What does the combustion chamber actually do? It's a place for the
propellants to mix and burn subsonicly. The mixing typically requires
ferocious turbulence.

The problem I have with mixing and burning simultaneously is that a
lot of the mixing is happening at high temperatures, where the gases
have large volumes and require an enormous amount of turbulence to
mix. My guess is that this turbulence is a way to lose energy. An
order of magnitude less turbulence is required to mix the propellants
before burning.

Suppose the propellants are not hypergolic. Why not mix them, then
burn them, more like a bunsen burner? My understanding is generally
that any gas acceleration that happens while heat is added to the gas
(example: bunsen burner) increases entropy, but that acceleration that
happens with no heat added (example, rocket nozzle) does not. This
means you want the burning to happen at the lowest gas velocities
possible.

Deflagration in premixed gas phase propellants is pretty slow. It
gets faster as the initial pressure increases, and as the initial
temperature increases. I'm going to guess that methane-oxygen is
around 16 m/s at 10 atm. The burned gas velocity is going to be
around 160 m/s. Detonation pressures for methane are 20-40 atm, which
is why these operating pressures seem low.
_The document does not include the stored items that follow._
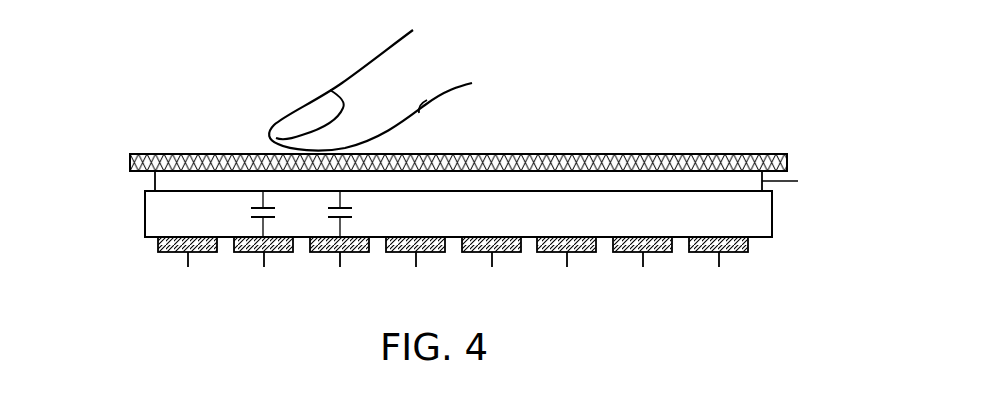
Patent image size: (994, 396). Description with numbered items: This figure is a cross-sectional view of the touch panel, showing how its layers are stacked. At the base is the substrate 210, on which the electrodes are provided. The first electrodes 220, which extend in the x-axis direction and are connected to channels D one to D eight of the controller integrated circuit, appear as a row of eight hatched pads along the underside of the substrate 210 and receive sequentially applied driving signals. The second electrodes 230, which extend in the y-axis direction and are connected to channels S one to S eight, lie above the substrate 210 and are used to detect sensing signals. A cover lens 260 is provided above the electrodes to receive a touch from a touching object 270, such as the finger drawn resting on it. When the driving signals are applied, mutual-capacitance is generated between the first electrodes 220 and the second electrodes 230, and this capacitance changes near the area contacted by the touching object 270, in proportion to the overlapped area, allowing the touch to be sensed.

The touching object 270 is at (380, 76).
The cover lens 260 is at (580, 156).
The second electrodes 230 is at (160, 180).
The substrate 210 is at (152, 211).
The first electrodes 220 is at (158, 248).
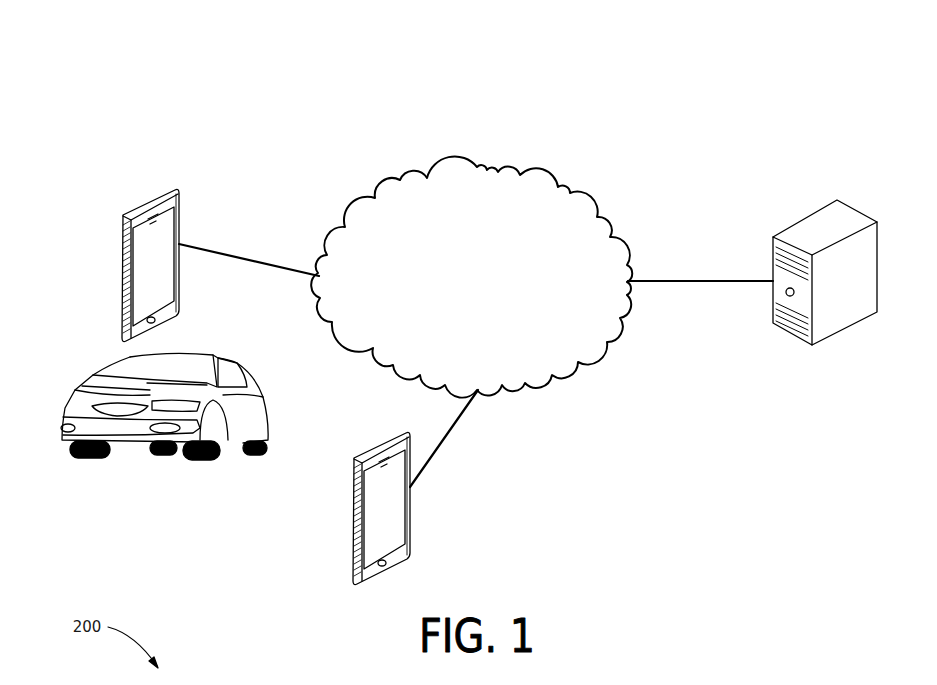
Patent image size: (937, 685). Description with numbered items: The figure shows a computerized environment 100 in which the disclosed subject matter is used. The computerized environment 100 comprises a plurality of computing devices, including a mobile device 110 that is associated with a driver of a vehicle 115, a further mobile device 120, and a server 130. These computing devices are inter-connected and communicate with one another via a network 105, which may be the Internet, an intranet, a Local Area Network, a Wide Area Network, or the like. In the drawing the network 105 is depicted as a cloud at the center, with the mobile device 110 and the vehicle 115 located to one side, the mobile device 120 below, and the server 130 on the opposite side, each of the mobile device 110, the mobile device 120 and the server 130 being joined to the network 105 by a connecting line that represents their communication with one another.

To capture the flame, I'd use a tube that flares, perhaps with wires
crossing it to form a flameholder (and to provide initial ignition).
The flaring section needs have a large enough area ratio that the
flame is still trapped for any expected variation in flame speed due
to startup temperature and pressure transients.
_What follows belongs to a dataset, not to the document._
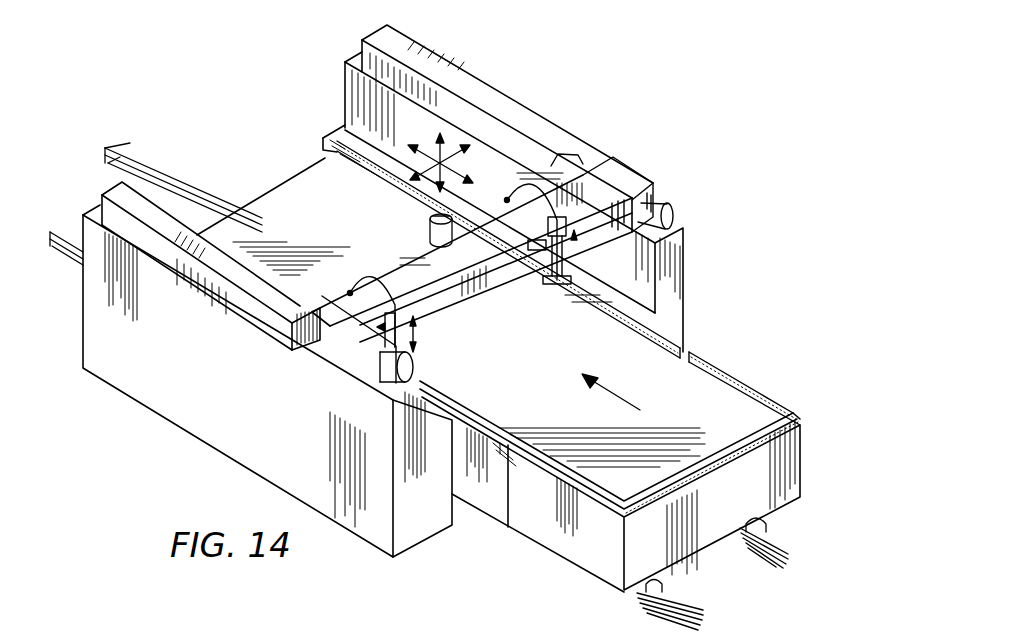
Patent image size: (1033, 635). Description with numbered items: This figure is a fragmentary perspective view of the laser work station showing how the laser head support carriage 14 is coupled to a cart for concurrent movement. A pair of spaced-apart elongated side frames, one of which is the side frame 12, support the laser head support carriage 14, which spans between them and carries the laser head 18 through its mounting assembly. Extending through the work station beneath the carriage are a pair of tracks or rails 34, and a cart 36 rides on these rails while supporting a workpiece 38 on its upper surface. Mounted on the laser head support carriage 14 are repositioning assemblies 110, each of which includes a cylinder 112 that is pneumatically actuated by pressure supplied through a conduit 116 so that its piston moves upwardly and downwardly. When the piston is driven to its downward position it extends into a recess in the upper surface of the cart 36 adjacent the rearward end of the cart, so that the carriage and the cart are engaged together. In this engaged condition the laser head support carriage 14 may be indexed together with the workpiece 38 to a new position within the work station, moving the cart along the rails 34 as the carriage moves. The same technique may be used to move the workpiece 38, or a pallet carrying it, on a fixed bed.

After the flaring tube, I'd have the flow reconverge in a de Laval
nozzle. So the engine ends up looking basically like all rocket
engines do, except instead of a flat injector plate I have a flaring
tube, and the propellants injected at the end of that tube are
injected gas-phase. I might have other (not hot) wire grids in the
throat to increase the low-temperature turbulence and mixing. The
area ratios of injector throat to combustion chamber to nozzle throat
might be 1:10:1.

Now consider start-up. Begin running 100% fuel (gas phase somehow) at
full operational mass rate. Run current through the ignition wires to
get them hot, then add oxygen progressively until you get to operating
mixture ratio. The flame starts at the wide end of the flare, then moves
down near the throat as chamber pressure builds.

Advantages:
- Less noisy
- Potentially better Isp across smaller chamber/ambient pressure
drops, from lower turbulence
- More complete burning
- Short "combustion" chamber
- More laminar flow near walls means
- less heat transport to walls
- film cooling works better, with less wasted fuel
- less scouring action
- rocket engine scales down better (same Isp at smaller size)
- Reliable, nonexplosive startup
Disadvantages:
- Extra drag from larger nozzle convergence ratio
- Need to boil propellants before injection
- More constraints on cooling system (film cooling less usable)
- Smaller input/output temperature ratio will lower Isp
- Larger effect at higher pressures

How thermodynamically efficient is accelerating a boiling two-phase
mixture? My guess is that boiling the propellant in the combustion
chamber is not critical to efficiency, since the SSME injects
gas-phase hydrogen. Perhaps higher-temperature methane, propane, and
oxygen are a different story.

If you haven't figured it out already, this idea is targetted to a
restartable upper-stage engine that is simple enough for amateur work.